We took a hard look at all our policies and disabled a few, but for most we tuned them by either raising default thresholds or increasing violation durations. Now that we had reduced the alert noise we needed to make sure the policies we kept were actionable.
Making Alerts Actionable
The default Metricly policies have very detailed descriptions, but our homegrown policies (especially the application metric policies) were a little light on description. We’ve done a good job of honing in on the core metrics for each service, but it was often unclear what we should do if those metrics deviated. Do we scale up? Is there backpressure from another services? Is shared infrastructure degraded? On-call engineers were often left to fend for themselves in these scenarios.

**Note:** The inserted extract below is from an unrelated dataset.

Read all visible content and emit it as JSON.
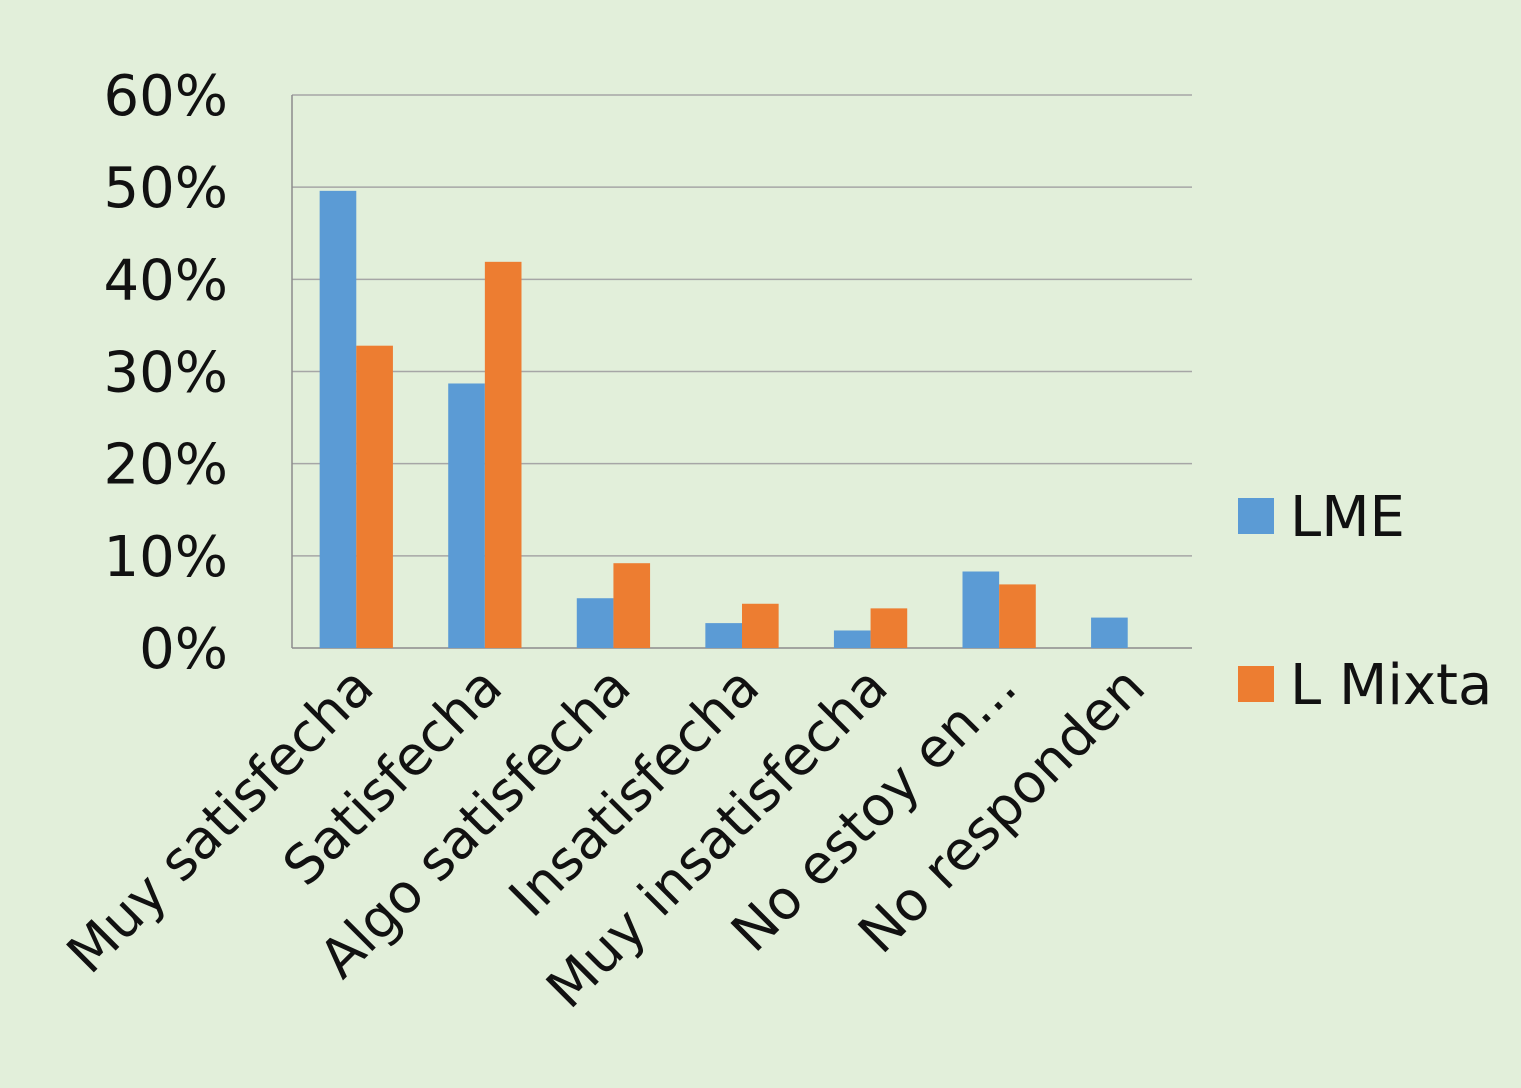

To remedy this, each service owner added actionable descriptions to each service policy. Even as little as a link to a dashboard or certain errors to look for in the log server can go a long way toward helping someone who is not an expert on a service debug and identify if there really is an issue. If there is an issue, the subject matter expert can be pulled in, but at least we already know it’s not a false alarm. Once the alerts were usable, we were able to start escalating them.
Properly Escalating Alerts
Before our alert noise tuning, most policies shared the same notification method: Slack. Metricly’s Slack integration color-codes messages based on alert criticality, but when notifications come in rapid-fire, it’s tough to gain value from any of them. Reducing the number of alerts made our notification channels more useful, but we needed more significant notifications based on criticality.

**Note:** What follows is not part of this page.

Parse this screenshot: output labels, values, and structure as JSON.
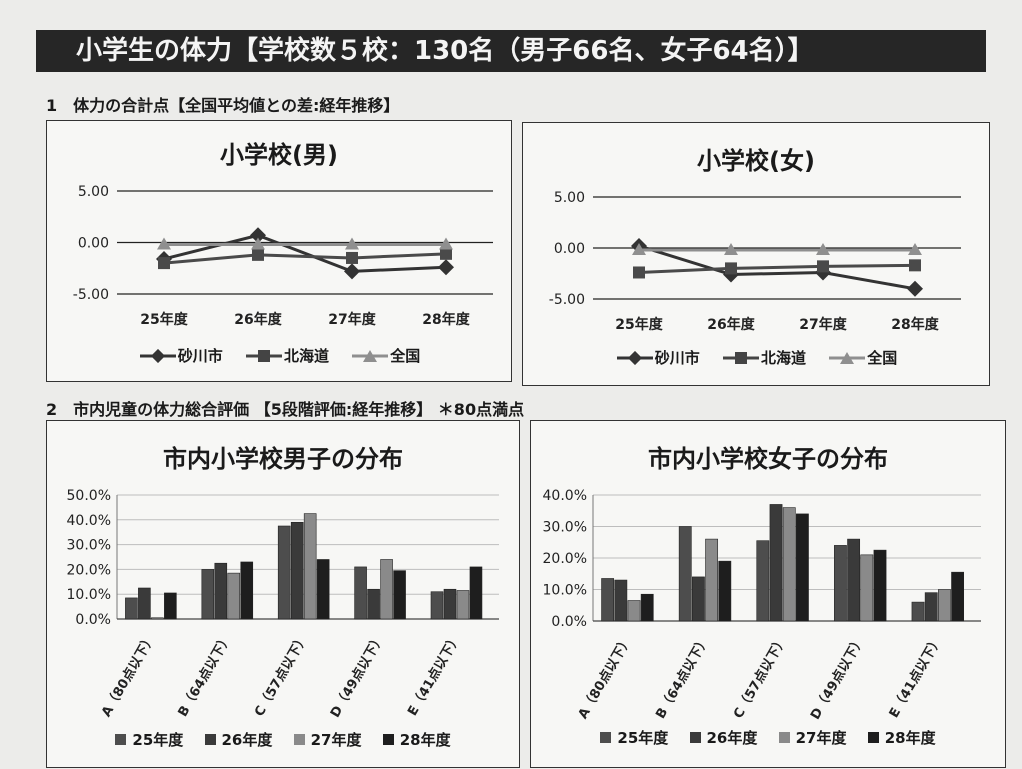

As a true test of faith in our policy tuning, we connected all critical-level policies to OpsGenie. I do not remember who was on call that week, but I remember feeling bad for them.
So far, though, our tuning has worked. There has been a significant decrease in events, and the critical events which have fired have often been indications of real issues. Now that OpsGenie is our primary method of notification for critical alerts, we have an even stronger incentive to continually tune policies if they have a high false positive rate. Each critical level event also has useful notes that we continue to update to help when that OpsGenie alert goes off in the middle of the night.

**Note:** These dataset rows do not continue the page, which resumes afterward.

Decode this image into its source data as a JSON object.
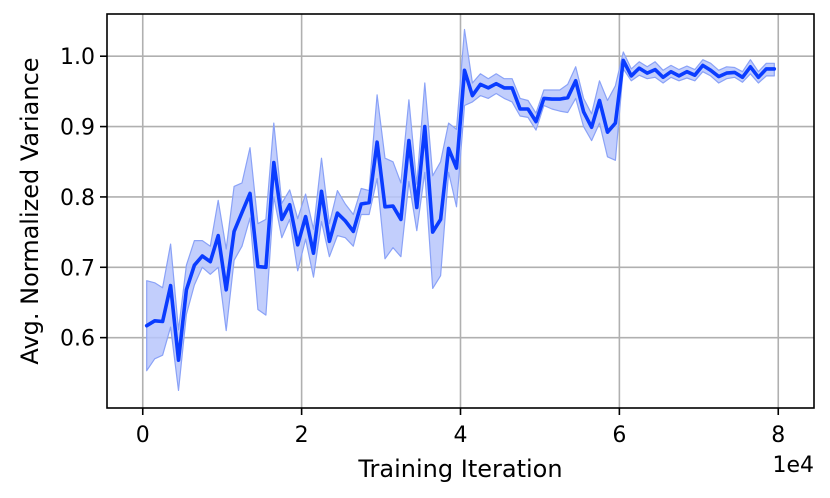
{
  "chart_data": {
    "type": "line",
    "title": "",
    "xlabel": "Training Iteration",
    "ylabel": "Avg. Normalized Variance",
    "x_offset_label": "1e4",
    "xlim": [
      -0.45,
      8.45
    ],
    "ylim": [
      0.5,
      1.06
    ],
    "xticks": [
      0,
      2,
      4,
      6,
      8
    ],
    "xtick_labels": [
      "0",
      "2",
      "4",
      "6",
      "8"
    ],
    "yticks": [
      0.6,
      0.7,
      0.8,
      0.9,
      1.0
    ],
    "ytick_labels": [
      "0.6",
      "0.7",
      "0.8",
      "0.9",
      "1.0"
    ],
    "grid": true,
    "colors": {
      "line": "#0a3cff",
      "band": "#b7c6fb",
      "band_edge": "#8aa2f7",
      "grid": "#b0b0b0",
      "axes": "#000000"
    },
    "series": [
      {
        "x": [
          0.05,
          0.15,
          0.25,
          0.35,
          0.45,
          0.55,
          0.65,
          0.75,
          0.85,
          0.95,
          1.05,
          1.15,
          1.25,
          1.35,
          1.45,
          1.55,
          1.65,
          1.75,
          1.85,
          1.95,
          2.05,
          2.15,
          2.25,
          2.35,
          2.45,
          2.55,
          2.65,
          2.75,
          2.85,
          2.95,
          3.05,
          3.15,
          3.25,
          3.35,
          3.45,
          3.55,
          3.65,
          3.75,
          3.85,
          3.95,
          4.05,
          4.15,
          4.25,
          4.35,
          4.45,
          4.55,
          4.65,
          4.75,
          4.85,
          4.95,
          5.05,
          5.15,
          5.25,
          5.35,
          5.45,
          5.55,
          5.65,
          5.75,
          5.85,
          5.95,
          6.05,
          6.15,
          6.25,
          6.35,
          6.45,
          6.55,
          6.65,
          6.75,
          6.85,
          6.95,
          7.05,
          7.15,
          7.25,
          7.35,
          7.45,
          7.55,
          7.65,
          7.75,
          7.85,
          7.95
        ],
        "y": [
          0.617,
          0.624,
          0.623,
          0.674,
          0.568,
          0.668,
          0.703,
          0.716,
          0.708,
          0.745,
          0.668,
          0.751,
          0.778,
          0.805,
          0.701,
          0.7,
          0.849,
          0.768,
          0.789,
          0.732,
          0.772,
          0.72,
          0.808,
          0.737,
          0.777,
          0.766,
          0.751,
          0.79,
          0.792,
          0.878,
          0.786,
          0.787,
          0.768,
          0.88,
          0.785,
          0.9,
          0.75,
          0.768,
          0.869,
          0.841,
          0.98,
          0.944,
          0.96,
          0.955,
          0.961,
          0.955,
          0.955,
          0.925,
          0.925,
          0.907,
          0.94,
          0.939,
          0.939,
          0.941,
          0.965,
          0.921,
          0.899,
          0.937,
          0.892,
          0.905,
          0.994,
          0.972,
          0.983,
          0.976,
          0.981,
          0.97,
          0.978,
          0.972,
          0.978,
          0.973,
          0.987,
          0.98,
          0.971,
          0.976,
          0.977,
          0.97,
          0.985,
          0.97,
          0.982,
          0.982
        ],
        "lower": [
          0.553,
          0.57,
          0.575,
          0.615,
          0.525,
          0.633,
          0.675,
          0.7,
          0.69,
          0.7,
          0.61,
          0.71,
          0.73,
          0.77,
          0.64,
          0.632,
          0.8,
          0.742,
          0.768,
          0.695,
          0.74,
          0.686,
          0.765,
          0.715,
          0.745,
          0.742,
          0.73,
          0.775,
          0.775,
          0.826,
          0.712,
          0.728,
          0.715,
          0.822,
          0.752,
          0.835,
          0.67,
          0.688,
          0.835,
          0.786,
          0.93,
          0.935,
          0.944,
          0.94,
          0.947,
          0.94,
          0.935,
          0.915,
          0.913,
          0.895,
          0.93,
          0.925,
          0.922,
          0.92,
          0.94,
          0.9,
          0.88,
          0.905,
          0.857,
          0.852,
          0.982,
          0.965,
          0.973,
          0.968,
          0.97,
          0.962,
          0.97,
          0.965,
          0.969,
          0.965,
          0.978,
          0.972,
          0.962,
          0.968,
          0.97,
          0.963,
          0.975,
          0.962,
          0.972,
          0.972
        ],
        "upper": [
          0.681,
          0.678,
          0.671,
          0.733,
          0.611,
          0.703,
          0.738,
          0.738,
          0.73,
          0.795,
          0.726,
          0.815,
          0.82,
          0.87,
          0.762,
          0.768,
          0.905,
          0.791,
          0.81,
          0.769,
          0.804,
          0.754,
          0.855,
          0.762,
          0.809,
          0.79,
          0.775,
          0.812,
          0.809,
          0.945,
          0.855,
          0.85,
          0.82,
          0.938,
          0.818,
          0.962,
          0.83,
          0.85,
          0.905,
          0.896,
          1.038,
          0.962,
          0.975,
          0.968,
          0.975,
          0.968,
          0.968,
          0.94,
          0.937,
          0.919,
          0.952,
          0.952,
          0.952,
          0.96,
          0.985,
          0.94,
          0.918,
          0.965,
          0.937,
          0.958,
          1.006,
          0.982,
          0.992,
          0.985,
          0.992,
          0.98,
          0.987,
          0.981,
          0.986,
          0.981,
          0.995,
          0.99,
          0.98,
          0.985,
          0.984,
          0.978,
          0.995,
          0.978,
          0.99,
          0.99
        ]
      }
    ]
  }
}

We were almost to notification nirvana, but we found one piece missing: context.
Event Context and Alert Noise
Event notifications contain useful data like current metric value and which policy conditions were violated, but often this isn’t quite enough. Has the metric been close to deviating for a while? Has there been recent metric volatility? Did the metric baseline band tighten recently? All of these questions required following a link into the Metricly UI which is sometimes difficult on mobile or at 3AM when you’re still half asleep. To remedy this we introduced a hotly requested feature: notification images.
These notification images provide at-a-glance context around the event. Formatted images (now available in all notification types) were just what we needed to quickly understand and respond to events regardless of time, notification medium, or who is on call.
Our alert noise journey is far from over. Fewer and fewer alerts are false positives as we continue to tune our policies and metrics. Once we have enough confidence in these policies, we plan on connecting them into the system through webhook notifications that will automatically take the action the engineers currently take. Automatic resolution can solve common scenarios like needing to scale out services or spin up new Docker hosts due to increased traffic. We’ll continue to develop new policies and move them through testing, manual intervention (OpsGenie/Slack alerts), and automated intervention (webhook triggers) phases so the system can heal itself. Meaning – we’ll all get to sleep a little more, and have fewer Slack notifications to read in the morning.